John Hunter, chair and CEO of Solutia Inc., the company that Monsanto spun off in 1997 to handle its chemical division, said today in a prepared statement that Solutia is "extremely disappointed with the jury's verdict."
"We understand that Anniston residents have concerns about PCBs in their community," Hunter said. "As we've said from the beginning, regardless of the result in this case, we're committed to doing what's fair to deal properly with the impacts of previous PCB production at our plant."
The ruling is the latest stage in the seven year old case, which was launched after the citizens of Anniston learned that Monsanto had dumped PCBs - polychlorinated biphenyls - into the town's creeks, and buried the chemicals in a nearby landfill, for four decades.
PCBs are listed as suspected human carcinogens by the U.S. Environmental Protection Agency (EPA), and are known to cause cancer in laboratory animals. In humans, exposure to PCBs can cause development problems, neurological defects, skin ailments and other diseases.
In 1996, one of Monsanto's PCB dumps in Anniston sprung a leak, and residents of the small town began learning for the first time the extent of the contamination in their communities. But Monsanto knew about the problem decades earlier.

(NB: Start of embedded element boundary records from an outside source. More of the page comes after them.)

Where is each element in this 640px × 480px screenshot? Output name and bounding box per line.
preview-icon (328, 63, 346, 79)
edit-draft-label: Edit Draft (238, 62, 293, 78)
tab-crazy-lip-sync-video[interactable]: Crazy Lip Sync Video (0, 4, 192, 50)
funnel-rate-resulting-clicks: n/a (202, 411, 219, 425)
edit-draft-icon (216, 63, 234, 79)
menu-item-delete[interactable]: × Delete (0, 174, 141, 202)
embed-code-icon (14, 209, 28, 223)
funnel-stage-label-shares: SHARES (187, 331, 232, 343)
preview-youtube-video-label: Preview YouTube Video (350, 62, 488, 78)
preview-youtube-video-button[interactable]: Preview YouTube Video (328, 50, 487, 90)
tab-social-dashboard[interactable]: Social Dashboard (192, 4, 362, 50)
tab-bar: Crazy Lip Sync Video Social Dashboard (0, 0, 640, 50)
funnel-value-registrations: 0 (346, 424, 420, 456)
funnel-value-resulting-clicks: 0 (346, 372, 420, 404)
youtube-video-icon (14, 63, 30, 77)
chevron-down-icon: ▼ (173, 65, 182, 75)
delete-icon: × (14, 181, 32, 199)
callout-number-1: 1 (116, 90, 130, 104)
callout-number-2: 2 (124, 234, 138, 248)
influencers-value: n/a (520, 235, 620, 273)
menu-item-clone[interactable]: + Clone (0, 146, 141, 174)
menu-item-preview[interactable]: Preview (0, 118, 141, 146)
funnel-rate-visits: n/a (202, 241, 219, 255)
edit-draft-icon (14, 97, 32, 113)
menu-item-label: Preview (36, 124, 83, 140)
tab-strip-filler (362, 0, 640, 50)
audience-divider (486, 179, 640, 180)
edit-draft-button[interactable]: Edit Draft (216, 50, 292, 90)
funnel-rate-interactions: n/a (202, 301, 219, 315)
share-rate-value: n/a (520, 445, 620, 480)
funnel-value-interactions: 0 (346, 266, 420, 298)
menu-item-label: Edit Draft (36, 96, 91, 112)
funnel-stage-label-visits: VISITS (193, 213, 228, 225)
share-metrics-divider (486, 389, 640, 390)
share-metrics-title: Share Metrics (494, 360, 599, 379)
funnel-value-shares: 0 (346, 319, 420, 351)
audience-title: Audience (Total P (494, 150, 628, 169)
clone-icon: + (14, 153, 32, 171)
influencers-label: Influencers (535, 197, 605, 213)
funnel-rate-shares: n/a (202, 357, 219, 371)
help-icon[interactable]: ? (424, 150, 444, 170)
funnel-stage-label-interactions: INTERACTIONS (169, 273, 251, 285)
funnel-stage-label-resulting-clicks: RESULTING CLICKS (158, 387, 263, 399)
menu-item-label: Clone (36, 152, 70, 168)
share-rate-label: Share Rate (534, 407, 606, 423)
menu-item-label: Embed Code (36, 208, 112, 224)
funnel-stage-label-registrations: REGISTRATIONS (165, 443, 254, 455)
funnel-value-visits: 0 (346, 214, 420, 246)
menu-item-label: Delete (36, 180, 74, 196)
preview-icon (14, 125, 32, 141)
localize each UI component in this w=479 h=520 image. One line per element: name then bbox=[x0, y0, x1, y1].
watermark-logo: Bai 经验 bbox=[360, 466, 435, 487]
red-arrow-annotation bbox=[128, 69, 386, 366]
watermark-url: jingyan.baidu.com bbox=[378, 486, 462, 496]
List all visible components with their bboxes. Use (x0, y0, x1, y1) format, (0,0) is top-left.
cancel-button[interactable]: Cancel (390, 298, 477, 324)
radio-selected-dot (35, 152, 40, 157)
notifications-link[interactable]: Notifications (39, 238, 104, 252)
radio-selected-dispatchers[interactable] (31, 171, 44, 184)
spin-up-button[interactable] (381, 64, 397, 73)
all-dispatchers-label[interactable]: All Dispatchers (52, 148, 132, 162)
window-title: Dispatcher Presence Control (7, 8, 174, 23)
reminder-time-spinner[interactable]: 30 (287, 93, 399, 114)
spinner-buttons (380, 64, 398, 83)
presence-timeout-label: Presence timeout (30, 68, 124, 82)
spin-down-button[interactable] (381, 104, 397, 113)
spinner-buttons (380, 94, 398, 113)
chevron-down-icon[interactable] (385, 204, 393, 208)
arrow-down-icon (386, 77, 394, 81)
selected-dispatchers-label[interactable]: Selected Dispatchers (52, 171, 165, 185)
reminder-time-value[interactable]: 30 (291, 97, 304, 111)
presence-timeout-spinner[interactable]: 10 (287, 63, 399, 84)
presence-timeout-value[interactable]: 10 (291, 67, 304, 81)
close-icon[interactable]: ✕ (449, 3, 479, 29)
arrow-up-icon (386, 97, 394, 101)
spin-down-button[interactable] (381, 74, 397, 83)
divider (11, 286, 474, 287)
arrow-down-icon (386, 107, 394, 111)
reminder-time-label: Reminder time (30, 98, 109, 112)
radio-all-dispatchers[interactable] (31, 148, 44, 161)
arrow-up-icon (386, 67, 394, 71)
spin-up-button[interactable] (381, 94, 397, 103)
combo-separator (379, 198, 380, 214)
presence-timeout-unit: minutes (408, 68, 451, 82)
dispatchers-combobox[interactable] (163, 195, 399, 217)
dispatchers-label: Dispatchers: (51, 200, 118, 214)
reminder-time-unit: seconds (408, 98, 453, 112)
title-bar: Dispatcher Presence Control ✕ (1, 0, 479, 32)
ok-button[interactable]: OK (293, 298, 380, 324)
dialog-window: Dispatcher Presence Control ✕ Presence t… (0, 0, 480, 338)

Internal memos obtained by the plaintiff's lawyers and presented at the trial showed that Monsanto knew as early as the mid-1960s that PCB contamination could pose a risk to Anniston's residents, and that it was already harming wildlife in polluted streams.
In 1970, Monsanto employee W.B. Papageorge sent a memo to employees regarding what to say about the dangers of PCBs.
"It was emphasized that that we must continue to emphasize to all remaining users of PCB's the importance of preventing escape to the environment," Papageorge wrote, "and we must ensure that these warnings are fully documented so that they will support the action we have taken in this area should we become involved in legal actions."
The company did not install pollution controls at its Anniston facilities until 1970. Some of the 3,500 plaintiffs in the case have PCB levels in their blood of 27 times the national average.
Monsanto and Solutia Inc. have already spent more than $85 million to test and clean up Anniston's water and soil, and to settle other lawsuits in nearby communities.
"We've made solid progress to date in investigating and cleaning up PCBs in the Anniston area," said Solutia chair Hunter. "For example, more than 8,000 acres of land have been investigated to determine what needs to be done, and more than 5,000 samples of soil, water, sediment and fish have been collected. About 300 acres of land and more than a mile of drainage ditches have been cleaned."
The companies will now likely face millions or billions of dollars in damages claims from the 15,000 people now suing Monsanto - and thousands more are likely to join future lawsuits.